Academic code typically just has to work once or a handful of times, for a small number of highly expert users, frequently just for the author. Ease of update is of the essence - you'll rewrite most of it many times, as your understanding the problem change. You can use all sorts of ugly hacks so long as you get what you're after.

If any of it ever becomes commercially released or whatever, there'll need to be a complete rewrite that makes it usable and maintainable by people other than yourself. But most of the code will never get to that point because most of what you've done up until about a week ago is wrong and worthless, and the current, correct-until-next-week iteration is stuck together with duct tape.

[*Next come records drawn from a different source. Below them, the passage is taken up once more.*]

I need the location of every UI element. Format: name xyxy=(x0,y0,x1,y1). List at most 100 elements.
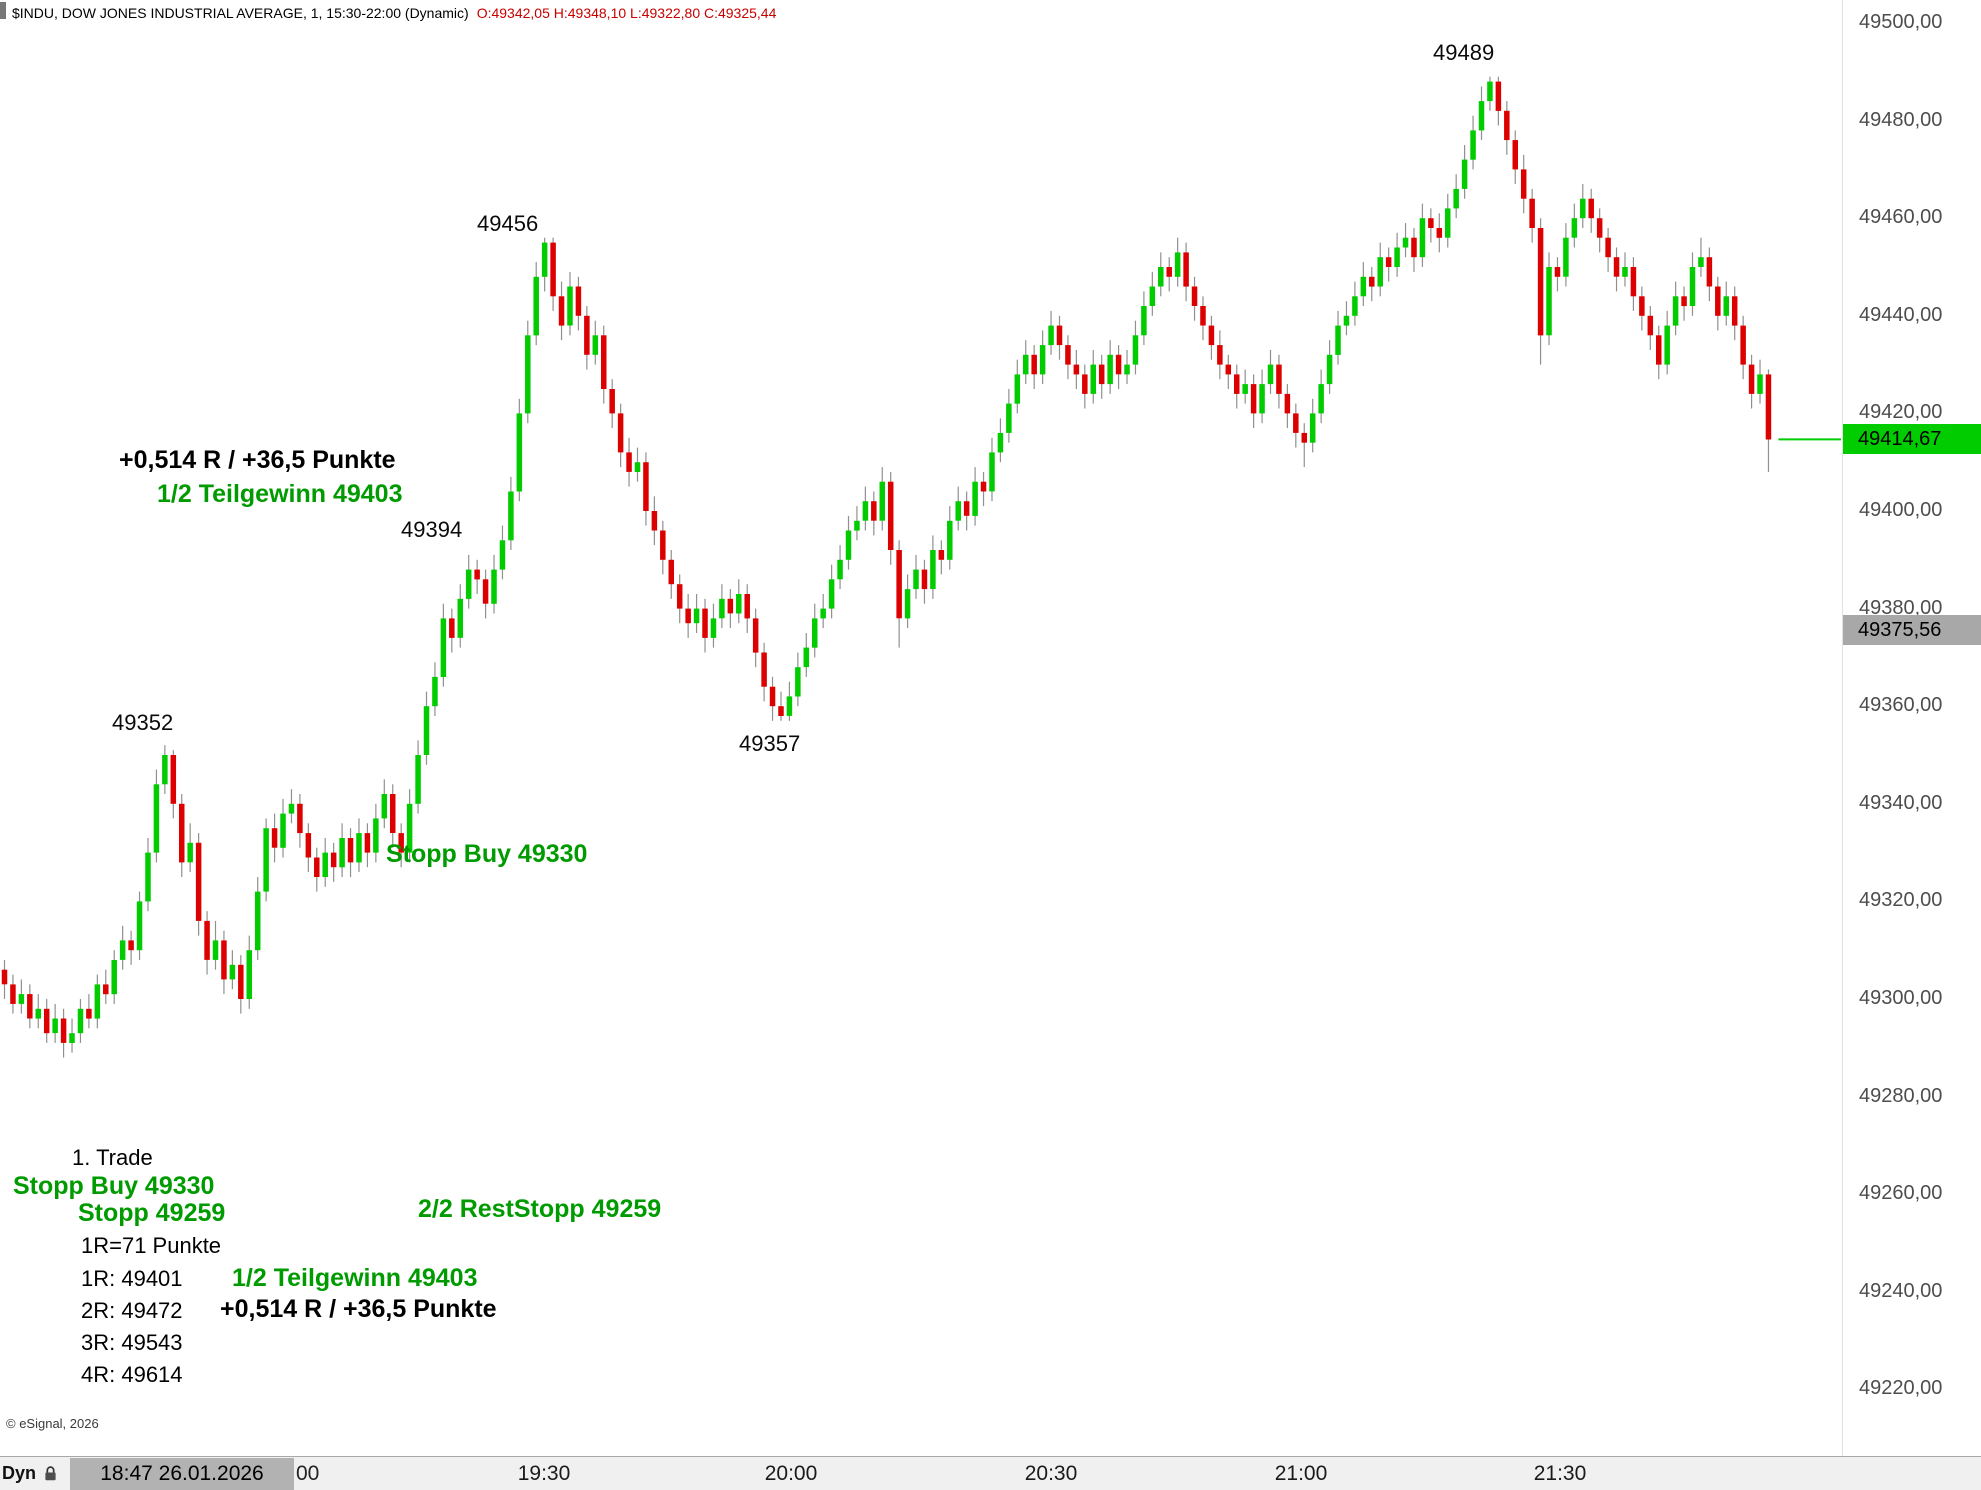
rest-stopp-annotation[interactable]: 2/2 RestStopp 49259 xyxy=(418,1195,662,1223)
candle-body xyxy=(1225,364,1232,375)
candle-body xyxy=(86,1008,92,1019)
candle-body xyxy=(516,413,523,492)
candle-body xyxy=(43,1008,50,1034)
trade-number-label[interactable]: 1. Trade xyxy=(72,1145,153,1170)
candle-body xyxy=(1664,325,1670,365)
candle-body xyxy=(389,794,396,833)
candle-body xyxy=(803,647,810,668)
candle-body xyxy=(1301,432,1308,443)
swing-label-49456[interactable]: 49456 xyxy=(477,211,539,236)
candle-body xyxy=(1259,384,1265,414)
candle-body xyxy=(1132,335,1139,365)
candle-body xyxy=(1242,384,1248,394)
candle-body xyxy=(744,594,750,619)
price-axis-label: 49500,00 xyxy=(1859,11,1943,33)
candle-body xyxy=(415,755,421,804)
candle-body xyxy=(1453,188,1459,209)
time-axis-label: 21:00 xyxy=(1274,1462,1328,1485)
candle-body xyxy=(229,964,236,980)
candle-body xyxy=(128,940,134,951)
candle-body xyxy=(398,833,404,853)
candle-body xyxy=(1031,354,1037,375)
price-axis[interactable]: 49500,00 49480,00 49460,00 49440,00 49420,00… xyxy=(1842,0,1981,1456)
teilgewinn-annotation[interactable]: 1/2 Teilgewinn 49403 xyxy=(157,480,403,508)
candle-body xyxy=(1343,315,1350,326)
stopp-buy-annotation[interactable]: Stopp Buy 49330 xyxy=(386,840,588,868)
candle-body xyxy=(1293,413,1299,433)
r1-level-label[interactable]: 1R: 49401 xyxy=(81,1266,183,1291)
candle-body xyxy=(1233,374,1240,394)
candle-body xyxy=(1394,247,1400,267)
candle-body xyxy=(10,984,16,1004)
price-axis-label: 49240,00 xyxy=(1859,1279,1943,1302)
stopp-annotation[interactable]: Stopp 49259 xyxy=(78,1199,226,1227)
candle-body xyxy=(651,511,658,531)
result-annotation[interactable]: +0,514 R / +36,5 Punkte xyxy=(119,446,396,474)
candle-body xyxy=(1115,354,1122,375)
candle-body xyxy=(381,794,388,819)
r3-level-label[interactable]: 3R: 49543 xyxy=(81,1330,183,1355)
candle-body xyxy=(600,335,607,389)
price-axis-label: 49440,00 xyxy=(1859,303,1943,326)
candle-body xyxy=(778,706,784,716)
candle-body xyxy=(676,584,683,609)
candlestick-chart[interactable] xyxy=(0,0,1845,1456)
swing-label-49352[interactable]: 49352 xyxy=(112,710,174,735)
candle-body xyxy=(254,891,261,951)
candle-body xyxy=(871,501,877,521)
candle-body xyxy=(1622,267,1628,277)
candle-body xyxy=(449,618,455,638)
r4-level-label[interactable]: 4R: 49614 xyxy=(81,1362,183,1387)
lock-icon[interactable] xyxy=(42,1465,59,1482)
candle-body xyxy=(69,1033,75,1043)
teilgewinn-annotation-2[interactable]: 1/2 Teilgewinn 49403 xyxy=(232,1264,478,1292)
time-axis-bar[interactable]: Dyn 18:47 26.01.2026 00 19:30 20:00 20:3… xyxy=(0,1456,1981,1490)
swing-label-49357[interactable]: 49357 xyxy=(739,731,801,756)
candle-body xyxy=(271,828,278,848)
candle-body xyxy=(879,481,886,521)
candle-body xyxy=(828,579,835,609)
candle-body xyxy=(1478,101,1485,131)
datetime-display[interactable]: 18:47 26.01.2026 xyxy=(70,1458,294,1490)
candle-body xyxy=(567,286,573,326)
candle-body xyxy=(811,618,818,648)
candle-body xyxy=(854,520,860,531)
candle-body xyxy=(347,838,354,863)
candle-body xyxy=(1512,140,1519,170)
swing-label-49489[interactable]: 49489 xyxy=(1433,40,1495,65)
candle-body xyxy=(1554,267,1561,277)
candle-body xyxy=(1546,267,1552,336)
r-size-label[interactable]: 1R=71 Punkte xyxy=(81,1233,222,1258)
candle-body xyxy=(94,984,101,1019)
candle-body xyxy=(913,569,919,590)
candle-body xyxy=(938,550,945,560)
swing-label-49394[interactable]: 49394 xyxy=(401,517,463,542)
candle-body xyxy=(989,452,995,492)
candle-body xyxy=(727,598,734,614)
candle-body xyxy=(862,501,869,521)
candle-body xyxy=(719,598,725,619)
candle-body xyxy=(474,569,480,580)
candle-body xyxy=(305,833,312,858)
candle-body xyxy=(111,960,117,995)
candle-body xyxy=(1056,325,1063,346)
r2-level-label[interactable]: 2R: 49472 xyxy=(81,1298,183,1323)
candle-body xyxy=(1520,169,1527,199)
stopp-buy-annotation-2[interactable]: Stopp Buy 49330 xyxy=(13,1172,215,1200)
price-axis-label: 49260,00 xyxy=(1859,1182,1943,1205)
candle-body xyxy=(27,994,33,1019)
candle-body xyxy=(1672,296,1679,326)
candle-body xyxy=(119,940,126,960)
candle-body xyxy=(710,618,717,638)
candle-body xyxy=(550,242,556,297)
result-annotation-2[interactable]: +0,514 R / +36,5 Punkte xyxy=(220,1295,497,1323)
candle-body xyxy=(533,276,539,336)
candle-body xyxy=(752,618,759,653)
candle-body xyxy=(60,1018,67,1043)
candle-body xyxy=(1706,257,1713,287)
candle-body xyxy=(584,315,590,355)
candle-body xyxy=(499,540,506,570)
dyn-button[interactable]: Dyn xyxy=(2,1463,37,1483)
candle-body xyxy=(541,242,548,277)
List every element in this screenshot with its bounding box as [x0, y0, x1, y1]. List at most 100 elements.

Speed only matters on the infrequent hot paths, which is why Python is popular. The rule of thumb is nobody cares about speed / resource consumption until it needs to run on a cluster, but then you care a lot because cluster time is metered and simulations can get huge. Fortran is still fairly popular because many math libraries are on it and porting would require huge effort from a very small group of very busy people.

Most of the coders are not software engineers and don't know / don't follow best practices; on the other hand the popular best practices are not designed for their use-case and frequently don't fit. Versioning (of the I-don't-know-which-of-the-fifty-copies-on-my-laptop-is-the-right-one type) is a big issue. Data loss happens. Git/Github/etc has steep learning curve, but so does all the various workflow systems designed for research use.

We've had good luck with some academic code bases in production -- ETH Zurich puts out some great code [1,2].